De acordo com um estudo executado pelo Centro Europeu de Pesquisas Econômicas, os preços e as principais variáveis, como tamanho das cidades, poder aquisitivo e taxas de juros de financiamentos imobiliários demonstraram que o aumento do preço dos imóveis residenciais, tende a ser menor em cidades onde a população envelhece mais rapidamente.

No entanto muito vai depender do tipo de produto imobiliário. Por exemplo, quanto maior o percentual de pessoas com mais de 65 anos, menores serão os preços de unidades em condomínios e casas isoladas, mas maiores os preços dos aluguéis.

Pesquisadores estimaram, com base nesses estudos e nas projeções demográficas, que o preço dos imóveis poderá cair em várias regiões a partir de 2030. Vale ressaltar que esta é uma realidade sem volta, pois segundo o IBGE, a expectativa de vida dos brasileiros em 2020 será de 76,1 anos e em 2050 deve chegar a 81,3 anos, logo, temos que estar preparados para atender a este nicho de mercado.

Porém não é só o envelhecimento da população que conta, mas também outras variáveis que influem no comportamento do mercado. Por exemplo, o declínio na taxa de fertilidade pode diminuir os preços, enquanto o aumento da longevidade pode ter efeito contrário.
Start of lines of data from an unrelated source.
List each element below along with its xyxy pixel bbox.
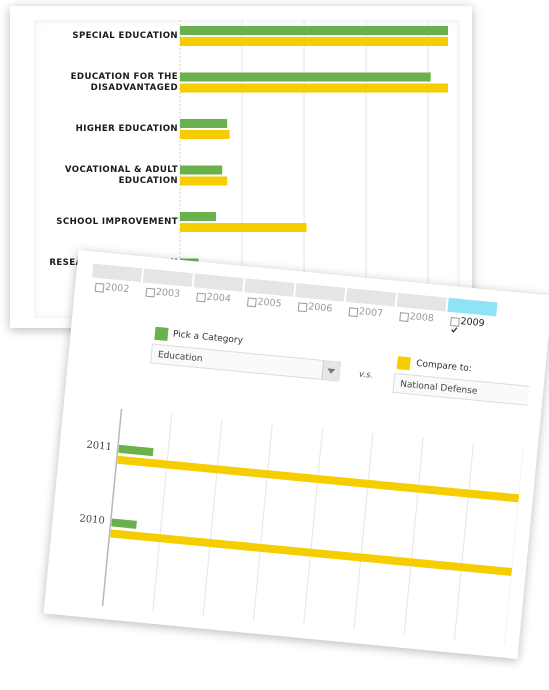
compare-picker-label: Compare to: xyxy=(415,358,473,375)
category-picker-label: Pick a Category xyxy=(172,329,244,347)
year-tab-bar xyxy=(295,283,346,302)
category-label: SPECIAL EDUCATION xyxy=(34,31,178,42)
year-label: 2009 xyxy=(459,315,486,330)
year-checkbox[interactable] xyxy=(196,292,207,303)
compare-swatch xyxy=(396,356,411,371)
year-row-label: 2011 xyxy=(86,440,112,453)
year-checkbox[interactable] xyxy=(348,307,359,318)
year-checkbox[interactable] xyxy=(297,302,308,313)
year-tab-bar xyxy=(142,268,193,288)
year-tab-2005[interactable]: 2005 xyxy=(242,278,295,323)
grid-line xyxy=(504,447,524,645)
bar xyxy=(180,212,216,221)
year-label: 2006 xyxy=(307,301,333,315)
year-tab-bar xyxy=(345,287,396,307)
year-row-label: 2010 xyxy=(79,513,105,526)
year-checkbox[interactable] xyxy=(399,312,410,322)
year-comparison-chart: 2011 2010 xyxy=(79,408,524,645)
checkmark-icon xyxy=(451,327,458,333)
category-label-line: EDUCATION xyxy=(118,175,178,186)
vs-label: v.s. xyxy=(358,369,374,381)
compare-select[interactable]: National Defense xyxy=(392,372,538,408)
year-label: 2004 xyxy=(206,291,232,305)
category-swatch xyxy=(154,326,169,341)
compare-select-value: National Defense xyxy=(399,379,478,397)
year-tab-2006[interactable]: 2006 xyxy=(293,283,346,328)
year-tab-bar xyxy=(193,273,244,292)
year-tab-bar xyxy=(244,278,295,297)
bar xyxy=(117,455,521,503)
year-label: 2003 xyxy=(155,286,181,300)
year-label: 2007 xyxy=(358,306,384,320)
year-checkbox[interactable] xyxy=(450,317,460,333)
year-checkbox[interactable] xyxy=(246,297,257,308)
bar xyxy=(180,165,223,175)
comparison-widget: 2002 2003 2004 2005 2006 2007 2008 2009 Pick a … xyxy=(59,263,538,645)
year-tab-bar xyxy=(447,297,498,317)
bar xyxy=(180,223,307,232)
year-tab-2003[interactable]: 2003 xyxy=(140,268,193,313)
front-comparison-card: 2002 2003 2004 2005 2006 2007 2008 2009 Pick a … xyxy=(43,250,549,659)
year-tab-2008[interactable]: 2008 xyxy=(394,292,447,338)
grid-line xyxy=(202,418,223,616)
bar xyxy=(180,72,431,82)
bar xyxy=(180,130,230,139)
year-tab-bar xyxy=(396,292,447,312)
bar xyxy=(118,444,154,457)
chevron-down-icon[interactable] xyxy=(321,360,341,381)
year-checkbox[interactable] xyxy=(94,282,105,293)
category-label: VOCATIONAL & ADULT EDUCATION xyxy=(34,165,178,187)
bar xyxy=(180,176,228,186)
category-label-line: SPECIAL EDUCATION xyxy=(72,31,178,41)
grid-line xyxy=(252,423,273,621)
year-tab-2002[interactable]: 2002 xyxy=(90,263,143,309)
grid-line xyxy=(152,413,173,611)
category-label: HIGHER EDUCATION xyxy=(34,124,178,135)
year-tab-bar xyxy=(92,263,143,283)
category-select[interactable]: Education xyxy=(150,343,342,382)
bar xyxy=(110,529,514,577)
bar xyxy=(180,83,448,93)
grid-line xyxy=(353,433,374,631)
category-select-value: Education xyxy=(157,350,203,365)
bar xyxy=(180,37,448,46)
category-label-line: SCHOOL IMPROVEMENT xyxy=(56,217,178,227)
bar xyxy=(180,26,448,35)
year-tab-2004[interactable]: 2004 xyxy=(191,273,244,318)
year-label: 2008 xyxy=(409,311,435,325)
category-label: EDUCATION FOR THE DISADVANTAGED xyxy=(34,72,178,94)
grid-line xyxy=(403,437,424,636)
category-label-line: HIGHER EDUCATION xyxy=(75,124,178,134)
year-checkbox[interactable] xyxy=(145,287,156,298)
year-selector: 2002 2003 2004 2005 2006 2007 2008 2009 xyxy=(87,263,537,348)
year-label: 2002 xyxy=(104,281,130,296)
bar xyxy=(111,518,137,529)
bar xyxy=(180,119,228,128)
grid-line xyxy=(453,442,474,640)
back-chart-card: SPECIAL EDUCATION EDUCATION FOR THE DISADV… xyxy=(10,6,472,328)
year-tab-2007[interactable]: 2007 xyxy=(343,287,396,333)
year-label: 2005 xyxy=(256,296,283,310)
y-axis-line xyxy=(101,408,123,607)
year-tab-2009[interactable]: 2009 xyxy=(445,297,498,343)
category-label-line: EDUCATION FOR THE xyxy=(70,71,178,82)
grid-line xyxy=(303,428,324,626)
category-label: SCHOOL IMPROVEMENT xyxy=(34,217,178,228)
category-label-line: VOCATIONAL & ADULT xyxy=(64,164,178,175)
category-label-line: DISADVANTAGED xyxy=(90,82,178,93)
Nesse mesmo cenário, as projeções demográficas brasileiras apontam para o aumento do percentual de pessoas com mais de 65 anos e declínio nas taxas de crescimento populacional. Só agora, as empresas do setor terão um melhor parâmetro para adotar as medidas adequadas para se adaptar de forma equilibrada no futuro.

De acordo com estudos de profissionais da Universidade de São Paulo (USP), construir moradias que estejam preparadas para receber idosos reduz cerca de 40% dos acidentes domésticos. Além disso, dados do Ministério da Saúde mostram que 70% dos acidentes envolvendo pessoas acima de 60 anos ocorrem dentro de suas residências.

A partir daí, o mercado vai se direcionar para construir moradias que tragam uma melhor qualidade de vida para as pessoas idosas e deficientes. Esse público também pode procurar por apartamentos que sejam menores já que os mesmos trazem vantagens como a facilidade para fazer a limpeza e locomoção entre os ambientes.

Outros detalhes que podem surgir fora as antigas barras, muito presentes em banheiros e quartos, são as travas de segurança nas portas e janelas, pisos antiderrapantes e portas mais largas caso o morador utilize cadeira de rodas ou muletas.